One of the distinctive things about Macmillan is its people. In my career in charities they are consistently the best I have worked with, including the executive team.
Turnover and remodelling of the team means I have appointed half of it - two as internal promotions and one a former trustee who entered an open contest. We've progressed to gender balance, but the team still doesn't reflect the make-up of our paid and volunteer workforce, of which 80 per cent are women.
Courageously, I'm heading into the maelstrom of gender generalisations.
When Acevo did its landmark work on gender among charity chief executives, it was no surprise it found our glass ceiling more porous. But in the sector's workforce, men mostly decide and women mostly do.

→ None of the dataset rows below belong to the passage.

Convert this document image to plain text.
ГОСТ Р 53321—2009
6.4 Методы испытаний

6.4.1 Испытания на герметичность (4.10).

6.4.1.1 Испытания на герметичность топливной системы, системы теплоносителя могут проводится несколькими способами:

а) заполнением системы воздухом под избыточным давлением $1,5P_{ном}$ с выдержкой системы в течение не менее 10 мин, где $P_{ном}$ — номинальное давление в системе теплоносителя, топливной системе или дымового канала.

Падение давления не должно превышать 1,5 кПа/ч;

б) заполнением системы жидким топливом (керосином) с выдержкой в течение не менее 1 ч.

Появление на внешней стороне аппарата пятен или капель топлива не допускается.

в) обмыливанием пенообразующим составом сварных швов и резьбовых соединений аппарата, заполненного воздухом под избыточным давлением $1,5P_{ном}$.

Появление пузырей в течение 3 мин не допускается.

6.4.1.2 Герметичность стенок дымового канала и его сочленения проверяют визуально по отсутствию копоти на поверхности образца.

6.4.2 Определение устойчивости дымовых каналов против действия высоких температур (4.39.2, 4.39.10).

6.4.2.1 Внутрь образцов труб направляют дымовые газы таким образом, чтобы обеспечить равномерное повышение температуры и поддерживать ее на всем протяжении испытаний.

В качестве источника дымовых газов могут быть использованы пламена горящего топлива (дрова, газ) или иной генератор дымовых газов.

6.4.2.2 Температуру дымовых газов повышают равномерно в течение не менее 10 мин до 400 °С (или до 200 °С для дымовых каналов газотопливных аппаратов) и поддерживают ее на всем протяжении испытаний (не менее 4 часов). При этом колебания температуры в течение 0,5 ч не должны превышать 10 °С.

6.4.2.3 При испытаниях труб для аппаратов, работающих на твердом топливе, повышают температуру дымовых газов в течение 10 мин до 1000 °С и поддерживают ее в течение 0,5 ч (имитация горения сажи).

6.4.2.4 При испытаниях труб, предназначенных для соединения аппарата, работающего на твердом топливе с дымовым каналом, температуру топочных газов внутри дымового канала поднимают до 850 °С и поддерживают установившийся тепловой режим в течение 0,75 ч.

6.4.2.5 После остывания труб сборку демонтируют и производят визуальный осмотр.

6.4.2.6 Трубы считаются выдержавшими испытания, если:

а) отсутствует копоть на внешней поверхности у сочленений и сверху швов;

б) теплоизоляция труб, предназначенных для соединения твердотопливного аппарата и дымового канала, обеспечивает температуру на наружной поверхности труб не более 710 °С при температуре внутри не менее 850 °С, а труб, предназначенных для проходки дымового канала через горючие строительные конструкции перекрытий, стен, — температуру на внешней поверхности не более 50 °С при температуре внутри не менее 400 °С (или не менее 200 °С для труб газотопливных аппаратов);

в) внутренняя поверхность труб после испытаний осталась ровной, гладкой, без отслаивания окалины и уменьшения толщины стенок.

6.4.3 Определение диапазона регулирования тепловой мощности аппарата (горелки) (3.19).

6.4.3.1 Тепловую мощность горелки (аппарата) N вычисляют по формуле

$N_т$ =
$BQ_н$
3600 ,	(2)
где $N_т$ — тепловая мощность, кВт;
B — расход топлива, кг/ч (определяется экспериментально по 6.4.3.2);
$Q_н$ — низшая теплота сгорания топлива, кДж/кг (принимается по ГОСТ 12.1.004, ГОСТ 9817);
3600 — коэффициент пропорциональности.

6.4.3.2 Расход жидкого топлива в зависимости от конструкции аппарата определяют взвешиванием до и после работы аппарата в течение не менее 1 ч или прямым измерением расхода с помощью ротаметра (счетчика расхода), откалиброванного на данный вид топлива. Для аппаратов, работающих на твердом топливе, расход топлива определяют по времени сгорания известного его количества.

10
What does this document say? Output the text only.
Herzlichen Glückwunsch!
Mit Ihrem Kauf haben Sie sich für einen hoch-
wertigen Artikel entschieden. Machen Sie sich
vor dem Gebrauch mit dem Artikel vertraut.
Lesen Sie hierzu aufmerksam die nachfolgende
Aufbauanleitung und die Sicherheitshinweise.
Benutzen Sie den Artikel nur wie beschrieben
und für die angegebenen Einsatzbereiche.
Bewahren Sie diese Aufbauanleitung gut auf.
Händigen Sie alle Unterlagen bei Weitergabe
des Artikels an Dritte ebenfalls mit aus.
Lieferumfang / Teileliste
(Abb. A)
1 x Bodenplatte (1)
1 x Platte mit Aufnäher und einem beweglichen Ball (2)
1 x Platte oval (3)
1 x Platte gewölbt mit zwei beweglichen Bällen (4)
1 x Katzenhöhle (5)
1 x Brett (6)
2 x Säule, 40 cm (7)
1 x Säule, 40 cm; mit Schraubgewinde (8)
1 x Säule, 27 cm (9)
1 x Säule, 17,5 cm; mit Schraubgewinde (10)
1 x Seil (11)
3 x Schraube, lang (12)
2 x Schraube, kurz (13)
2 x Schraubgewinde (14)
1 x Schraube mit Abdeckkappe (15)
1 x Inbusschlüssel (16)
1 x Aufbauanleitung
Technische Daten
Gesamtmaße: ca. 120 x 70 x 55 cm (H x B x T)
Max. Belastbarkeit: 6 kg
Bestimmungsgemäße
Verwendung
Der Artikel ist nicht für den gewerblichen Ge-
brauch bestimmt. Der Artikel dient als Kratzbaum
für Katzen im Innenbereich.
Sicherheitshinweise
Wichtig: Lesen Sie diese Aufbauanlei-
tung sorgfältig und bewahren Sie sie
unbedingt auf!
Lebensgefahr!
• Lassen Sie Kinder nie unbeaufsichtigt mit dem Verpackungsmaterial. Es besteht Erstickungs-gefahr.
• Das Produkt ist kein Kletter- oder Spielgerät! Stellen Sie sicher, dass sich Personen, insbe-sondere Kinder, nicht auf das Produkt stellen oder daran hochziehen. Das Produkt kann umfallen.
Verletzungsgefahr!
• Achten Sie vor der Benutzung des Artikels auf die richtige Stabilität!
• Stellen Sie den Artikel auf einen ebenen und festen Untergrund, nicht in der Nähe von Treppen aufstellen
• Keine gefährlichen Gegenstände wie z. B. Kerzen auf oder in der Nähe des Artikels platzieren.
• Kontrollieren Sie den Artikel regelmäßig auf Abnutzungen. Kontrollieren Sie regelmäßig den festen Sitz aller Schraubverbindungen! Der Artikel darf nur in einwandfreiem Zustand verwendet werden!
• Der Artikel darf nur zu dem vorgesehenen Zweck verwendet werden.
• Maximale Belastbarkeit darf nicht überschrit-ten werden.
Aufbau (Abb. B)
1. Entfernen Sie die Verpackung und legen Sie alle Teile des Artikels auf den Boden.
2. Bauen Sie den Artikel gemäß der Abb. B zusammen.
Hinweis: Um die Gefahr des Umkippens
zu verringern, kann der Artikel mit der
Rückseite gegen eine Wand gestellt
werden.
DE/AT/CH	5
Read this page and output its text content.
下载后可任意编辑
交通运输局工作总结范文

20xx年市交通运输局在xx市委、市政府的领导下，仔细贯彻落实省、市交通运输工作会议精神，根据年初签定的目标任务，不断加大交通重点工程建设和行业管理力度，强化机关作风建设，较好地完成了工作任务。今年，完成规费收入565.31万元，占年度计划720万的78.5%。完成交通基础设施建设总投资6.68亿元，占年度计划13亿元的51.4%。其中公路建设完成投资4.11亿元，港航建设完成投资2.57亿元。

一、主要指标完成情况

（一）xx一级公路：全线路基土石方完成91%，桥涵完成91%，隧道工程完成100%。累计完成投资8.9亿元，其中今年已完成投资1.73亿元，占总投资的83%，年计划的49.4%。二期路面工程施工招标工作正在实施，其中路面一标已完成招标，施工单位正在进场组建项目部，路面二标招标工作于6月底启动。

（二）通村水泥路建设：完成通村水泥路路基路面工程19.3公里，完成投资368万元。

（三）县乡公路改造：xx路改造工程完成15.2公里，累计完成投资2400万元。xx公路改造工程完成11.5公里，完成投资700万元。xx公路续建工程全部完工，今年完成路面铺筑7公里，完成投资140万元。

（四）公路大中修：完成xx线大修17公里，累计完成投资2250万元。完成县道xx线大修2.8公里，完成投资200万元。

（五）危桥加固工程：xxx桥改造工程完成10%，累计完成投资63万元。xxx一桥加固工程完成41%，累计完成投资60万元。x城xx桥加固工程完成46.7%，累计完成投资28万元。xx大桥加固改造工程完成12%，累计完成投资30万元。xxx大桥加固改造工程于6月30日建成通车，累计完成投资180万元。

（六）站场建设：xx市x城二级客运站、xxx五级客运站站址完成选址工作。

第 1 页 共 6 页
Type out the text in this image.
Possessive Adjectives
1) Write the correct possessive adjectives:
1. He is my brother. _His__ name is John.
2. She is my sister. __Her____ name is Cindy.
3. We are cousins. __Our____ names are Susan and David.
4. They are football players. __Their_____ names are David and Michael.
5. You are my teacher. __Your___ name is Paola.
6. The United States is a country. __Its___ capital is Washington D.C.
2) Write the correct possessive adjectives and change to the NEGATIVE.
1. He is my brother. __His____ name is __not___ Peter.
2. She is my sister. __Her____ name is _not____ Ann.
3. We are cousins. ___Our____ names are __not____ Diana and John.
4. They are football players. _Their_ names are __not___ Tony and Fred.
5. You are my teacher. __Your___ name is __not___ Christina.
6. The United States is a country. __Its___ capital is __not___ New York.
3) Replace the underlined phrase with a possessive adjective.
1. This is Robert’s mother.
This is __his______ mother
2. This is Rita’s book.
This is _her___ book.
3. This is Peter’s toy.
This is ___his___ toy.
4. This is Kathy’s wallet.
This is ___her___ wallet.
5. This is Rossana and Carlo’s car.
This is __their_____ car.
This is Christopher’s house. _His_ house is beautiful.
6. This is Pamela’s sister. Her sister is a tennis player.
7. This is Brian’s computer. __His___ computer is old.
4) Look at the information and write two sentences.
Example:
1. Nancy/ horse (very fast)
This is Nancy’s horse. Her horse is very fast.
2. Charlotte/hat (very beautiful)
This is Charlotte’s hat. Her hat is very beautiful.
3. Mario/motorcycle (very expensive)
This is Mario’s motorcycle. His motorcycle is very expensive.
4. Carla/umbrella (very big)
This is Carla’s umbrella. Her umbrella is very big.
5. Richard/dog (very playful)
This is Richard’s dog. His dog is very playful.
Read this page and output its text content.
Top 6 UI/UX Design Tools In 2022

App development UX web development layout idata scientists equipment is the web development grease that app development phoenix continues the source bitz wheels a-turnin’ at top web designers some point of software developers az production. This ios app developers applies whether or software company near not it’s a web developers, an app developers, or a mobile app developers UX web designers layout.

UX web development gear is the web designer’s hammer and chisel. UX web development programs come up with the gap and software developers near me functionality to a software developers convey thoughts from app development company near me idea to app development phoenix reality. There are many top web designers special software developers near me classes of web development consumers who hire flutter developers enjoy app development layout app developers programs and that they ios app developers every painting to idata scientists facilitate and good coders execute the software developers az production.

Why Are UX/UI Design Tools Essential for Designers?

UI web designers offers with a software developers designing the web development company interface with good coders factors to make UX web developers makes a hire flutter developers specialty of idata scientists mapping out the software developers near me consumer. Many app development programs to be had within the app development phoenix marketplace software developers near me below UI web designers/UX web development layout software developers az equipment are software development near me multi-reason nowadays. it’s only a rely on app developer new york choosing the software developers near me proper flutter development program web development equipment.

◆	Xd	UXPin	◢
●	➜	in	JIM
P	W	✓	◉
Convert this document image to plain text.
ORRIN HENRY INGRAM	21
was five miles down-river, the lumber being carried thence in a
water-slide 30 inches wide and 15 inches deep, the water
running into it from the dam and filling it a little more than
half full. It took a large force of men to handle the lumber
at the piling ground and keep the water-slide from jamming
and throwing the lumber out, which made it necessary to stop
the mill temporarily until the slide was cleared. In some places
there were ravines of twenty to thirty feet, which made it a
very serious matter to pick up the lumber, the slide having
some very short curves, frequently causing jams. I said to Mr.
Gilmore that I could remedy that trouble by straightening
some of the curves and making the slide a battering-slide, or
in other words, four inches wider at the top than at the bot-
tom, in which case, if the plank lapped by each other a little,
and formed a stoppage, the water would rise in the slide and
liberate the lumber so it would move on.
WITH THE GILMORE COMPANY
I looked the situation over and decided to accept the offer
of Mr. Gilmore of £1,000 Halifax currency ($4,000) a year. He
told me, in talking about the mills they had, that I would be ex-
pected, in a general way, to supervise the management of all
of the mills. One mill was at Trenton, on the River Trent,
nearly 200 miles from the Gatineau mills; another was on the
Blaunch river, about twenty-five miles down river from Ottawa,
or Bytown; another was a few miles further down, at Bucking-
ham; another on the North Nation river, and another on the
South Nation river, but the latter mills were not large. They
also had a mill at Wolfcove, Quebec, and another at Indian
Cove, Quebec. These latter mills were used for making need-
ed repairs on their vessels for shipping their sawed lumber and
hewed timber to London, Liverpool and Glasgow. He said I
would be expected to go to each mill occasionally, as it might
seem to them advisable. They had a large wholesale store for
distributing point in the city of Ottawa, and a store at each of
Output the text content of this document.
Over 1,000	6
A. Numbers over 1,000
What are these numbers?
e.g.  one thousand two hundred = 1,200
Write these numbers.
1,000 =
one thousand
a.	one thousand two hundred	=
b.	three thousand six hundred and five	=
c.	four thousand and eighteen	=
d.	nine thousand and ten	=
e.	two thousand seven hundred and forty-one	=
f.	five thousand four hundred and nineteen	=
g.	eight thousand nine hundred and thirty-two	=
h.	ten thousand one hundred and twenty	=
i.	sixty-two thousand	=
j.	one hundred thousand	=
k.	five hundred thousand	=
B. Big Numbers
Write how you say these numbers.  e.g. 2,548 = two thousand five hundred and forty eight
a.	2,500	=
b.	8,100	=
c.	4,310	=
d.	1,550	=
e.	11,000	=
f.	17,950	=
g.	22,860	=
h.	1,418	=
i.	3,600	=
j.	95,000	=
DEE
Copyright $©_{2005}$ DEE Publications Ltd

In the course of my career I've worked with all-female and all-male executive teams. Does it make a difference working with men or women? You bet. Men typically treat organisations like machines: outputs should be in direct relation to inputs and if they aren't you have a problem. "Think technical, think male," as Ruth Padel says in her lucent book 52 Ways of Looking at a Poem. Male discourse about organisations reflects this - looking for hard measures, indicators, ratios, impact and returns. Look at the business and finance pages of the daily press.
The gender ratio makes a difference to how a team behaves, too. Typically, women co-operate to find pathways through complexity; men compete to find the shortest route. The men in an executive group talk to each other differently, joshing and bantering until a bloke-joke reaches a climax, then starting on a new one. Men tell each other things rather than asking questions; they score points rather than affirming each other. Women in a minority in a male team often have to ventriloquise male discourse.
Women are not fluffy managers - the two finest managers I've worked with are both women. So does gender matter? It matters if there's a gulf between how the main workforce thinks and acts and what the top team does; it matters if talent goes needlessly to waste in charities. In the 1970s, I learned that men can't be feminists, but I also learned that men can understand how women perform, organise their working lives and demonstrate their successes. This isn't a matter of political correctness, but of leadership - of recognising what's in the interests of the charity and acting on it.